Artigo de MARISA LAJOLO publicado no JORNAL DA TARDE em 12 de novembro de 1982

     Sangue fresco (Ed. Obelisco, 172 páginas), de João Carlos Marinho, é um romance curto, de leitura devorada e vertiginosa. O sangue começa a espirrar logo nas primeiras páginas, quando a rebeldia chorona de Ricardinho sofre castigo exemplar e o menino é moído e devorado por uma enorme sucuri.

 

      A sangria continua desatada nas refregas subseqüentes entre heróis e vilões: não falta,  por exemplo, uma cabeça decapitada, driblada como bola e que termina por aterrissar em meio a piqueniqueiros da Ilhabela. Noutra cena, sobram braços, rins, fígado, olhos e demais miúdos, apresentados ao leitor com frieza e precisão de um inventário... mesma frieza e precisão com que o autor enumera, por exemplo, o menu do café da manhã do Gordo, ou os xingamentos preferidos do heróico frade João.

 

      Mas que as patrulhas antiviolência sosseguem seu coração: a violência do texto não faz mal a ninguém.

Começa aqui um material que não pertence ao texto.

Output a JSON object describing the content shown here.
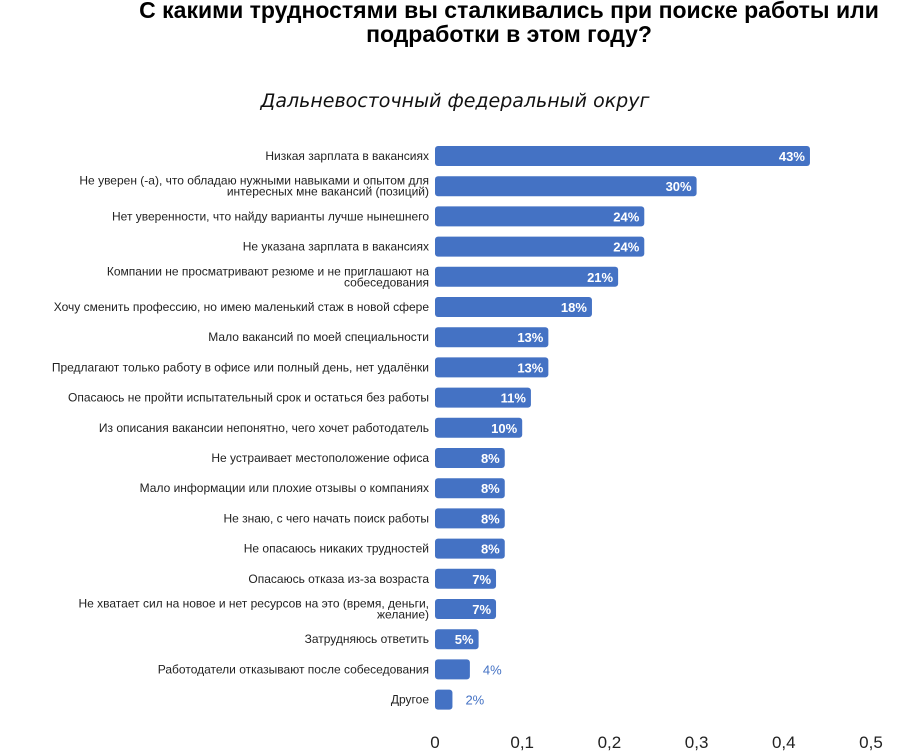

É, ao contrário, essencial numa história que faz os leitores, grandes e pequenos, acompanharem, emocionados e solidários, o rapto de crianças paulistas, levadas para um acampamento da Amazônia, onde seu sangue é semanalmente extraído e clandestinamente exportado.

 

      Como se vê, o texto não poderia ser mais atual: não faz tanto tempo assim, jornais, revistas e televisões denunciavam o comércio de sangue brasileiro, indignando e comovendo meio mundo.

 

      Mas, se o assunto em que João Carlos Marinho inspira sua história é jornalístico, seu texto é definitivamente literário. Sem concessão nenhuma o romancista trabalha a violência da matéria de que trata pela intensificação e redundância. Os mortos são tão numerosos, a sangria é tão copiosa, as formas de matar e morrer são tantas e tão variadas – enfim a violência se repete tanto que se torna outra coisa. Por exemplo, ingrediente do absurdo.

 

      É por isso que o banho de sangue não respinga nos leitores. Nem mesmo os mais sensíveis se horrorizam com o número de cadáveres do livro. De tão repetida e intensificada, a violência aponta para o absurdo e, entre napalm e vísceras espalhadas, o leitor experimenta a mesma sensação de absurdo e nonsense que preside a outras cenas nada violentas, como por exemplo, a do sorveteiro que preconiza o Juízo Final na fila da Via Dutra, anunciando a presença de Deus no pedágio.

 

      Como os leitores, as personagens (as mesmas dos outros livros) passam incólumes pelo banho de sangue e violência. Cada qual a seu modo, os protagonistas interagem com a violência e com o absurdo com igual desenvoltura, bom humor e inventividade. Manipulam tecnologias e equações complicadas na mesma seqüência em que um deles, o Hugo Ciência, declama versos de Bilac e Shakespeare, logo depois, fazem uma sucuri (a mesma que almoçou Ricardinho) dar um nó em si mesma e mais adiante provocam um curto-circuito no satélite espião dos vilões, sensível demais ao cheiro do tênis do Gordo.

 

      Mas, se o sangue não respinga nenhum leitor, o bom leitor não fica imune ao jogo de cintura dos personagens, que esbanjam lições de vivência e sobrevivência. Toda a corja de bandidos raptores, exemplarmente derrotados no final, como só acontece nos bons romances do gênero, tem nomes que soam familiares e quase simbólicos: Ship O’Oconnors, Der Moltzer, Fritz Von Kramer, Davydovich e Astakov são por assim dizer a quintessência do vilão moderno, ao menos o da tradição do best-seller: o vilão sem nenhum escrúpulo, e que se vale do que há de mais moderno e sofisticado na tecnologia de assustar, perseguir e matar.

 

      Fechado o livro e, como já se disse, poupado dos respingos do sangue, o leitor começa a perceber os contornos da paisagem que o livro fê-lo percorrer: um universo de violência, de crueldade, de absurdo. O que vale dizer, o universo que se vive hoje.

 

      E Sangue fresco propicia a crítica desse mundo-nosso-de-cada-dia pelo nonsense e pelo humor. Em poucas palavras, um bom livro. Sem contra-indicações. Para os menores e maiores de 18 anos.